A team of 30 mountain rescue officers were to try to reach the remote crash site by helicopter early Wednesday, and 65 police officers were trying to get to it on foot, Lt. Col. Jean-Marc Menichini was quoted by Agence France-Presse as saying. He told the news agency that the search would last at least a week, and that it would take several days to recover the bodies.


President François Hollande of France, Chancellor Angela Merkel of Germany and Prime Minister Mariano Rajoy of Spain were expected to visit the crash site Wednesday afternoon to pay their respects and observe the search efforts.


The identities of the victims were expected to be released on Wednesday. The plane’s passengers, many of whom were German or Spanish, included 16 German high school students and two teachers who were returning from an exchange program near Barcelona.
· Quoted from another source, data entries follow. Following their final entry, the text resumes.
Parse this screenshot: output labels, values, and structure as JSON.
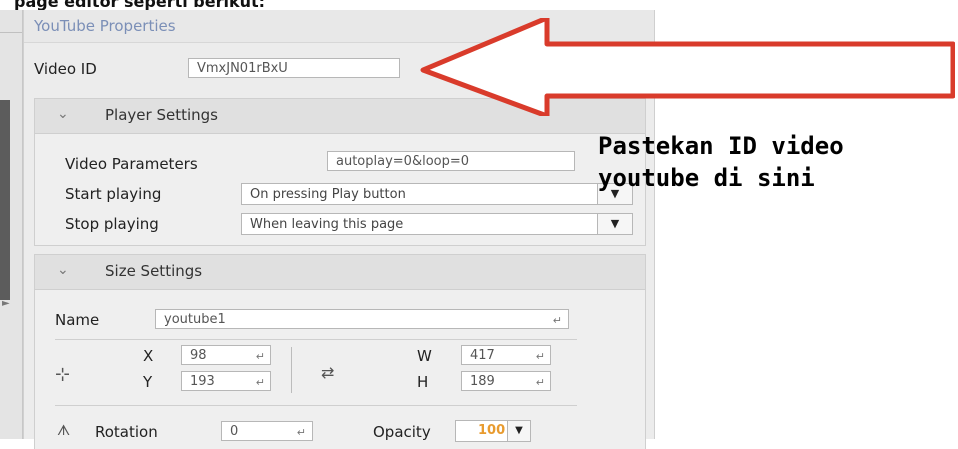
{
  "page": {
    "top_cutoff_text": "page editor seperti berikut:"
  },
  "panel": {
    "title": "YouTube Properties",
    "video_id_label": "Video ID",
    "video_id_value": "VmxJN01rBxU"
  },
  "player_settings": {
    "title": "Player Settings",
    "video_params_label": "Video Parameters",
    "video_params_value": "autoplay=0&loop=0",
    "start_playing_label": "Start playing",
    "start_playing_value": "On pressing Play button",
    "stop_playing_label": "Stop playing",
    "stop_playing_value": "When leaving this page"
  },
  "size_settings": {
    "title": "Size Settings",
    "name_label": "Name",
    "name_value": "youtube1",
    "x_label": "X",
    "x_value": "98",
    "y_label": "Y",
    "y_value": "193",
    "w_label": "W",
    "w_value": "417",
    "h_label": "H",
    "h_value": "189",
    "rotation_label": "Rotation",
    "rotation_value": "0",
    "opacity_label": "Opacity",
    "opacity_value": "100"
  },
  "annotation": {
    "line1": "Pastekan ID video",
    "line2": "youtube di sini"
  },
  "icons": {
    "enter": "enter-icon",
    "dropdown": "dropdown-icon",
    "chevron": "chevron-down-icon",
    "position": "move-icon",
    "size": "resize-icon",
    "rotation": "rotation-icon"
  },
  "colors": {
    "title_text": "#7b8fb7",
    "opacity_value": "#e89b2f",
    "annotation_arrow": "#d93b2b"
  }
}
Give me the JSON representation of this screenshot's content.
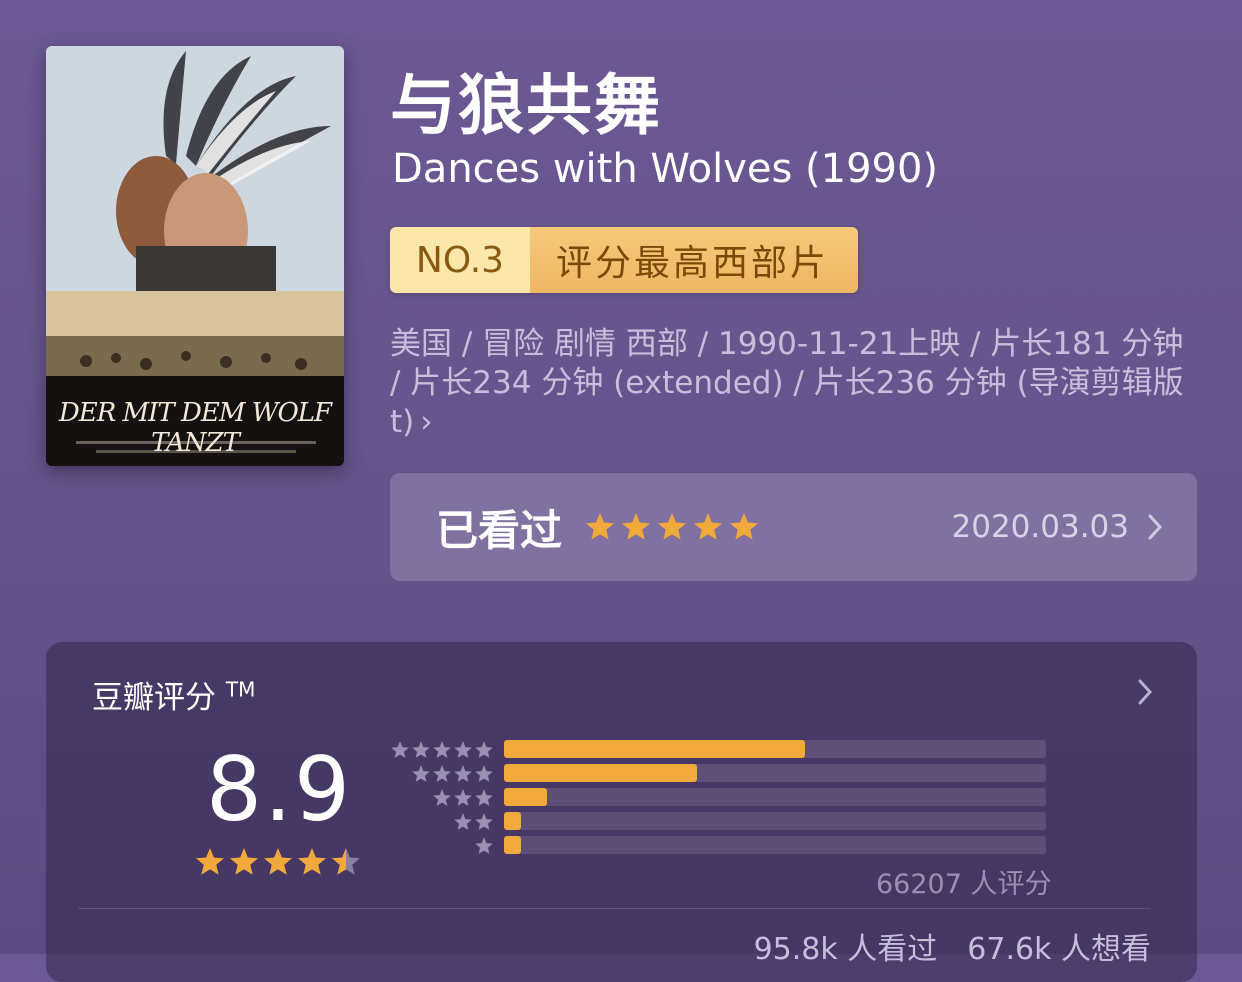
{
  "movie": {
    "title_cn": "与狼共舞",
    "title_en": "Dances with Wolves (1990)",
    "poster_text": "DER MIT DEM WOLF TANZT",
    "rank": {
      "number": "NO.3",
      "label": "评分最高西部片"
    },
    "meta": "美国 / 冒险 剧情 西部 / 1990-11-21上映 / 片长181 分钟 / 片长234 分钟 (extended) / 片长236 分钟 (导演剪辑版 t)"
  },
  "watched": {
    "label": "已看过",
    "stars": 5,
    "date": "2020.03.03"
  },
  "rating": {
    "title": "豆瓣评分",
    "tm": "TM",
    "score": "8.9",
    "score_stars": 4.5,
    "distribution": [
      {
        "stars": 5,
        "fraction": 0.555
      },
      {
        "stars": 4,
        "fraction": 0.357
      },
      {
        "stars": 3,
        "fraction": 0.08
      },
      {
        "stars": 2,
        "fraction": 0.032
      },
      {
        "stars": 1,
        "fraction": 0.032
      }
    ],
    "total": "66207 人评分",
    "watched_count": "95.8k 人看过",
    "want_count": "67.6k 人想看"
  },
  "icons": {
    "star": "star-icon",
    "chevron": "chevron-right-icon"
  },
  "colors": {
    "accent": "#f2a93b",
    "background": "#66548d"
  }
}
The Liceu opera house in Barcelona said on Tuesday that two singers who had been performing in Wagner’s “Siegfried” were also among the victims: the contralto Maria Radner and the baritone Oleg Bryjak.


Éric Sapet, a member of a mountain firefighters’ unit who had been at the crash site, was quoted by Le Monde as saying that the plane had been “pulverized” and that it was no longer possible to even tell that the scattered debris had once been an aircraft.


Martin Riecken, a spokesman for Lufthansa in Frankfurt, said late Tuesday that a small number of pilots and flight attendants had given notice that they would not fly on Wednesday.


“Our employees are very distressed,” he said, adding that Lufthansa crew members would be brought in to replace Germanwings employees as necessary. “People are in a state of shock.”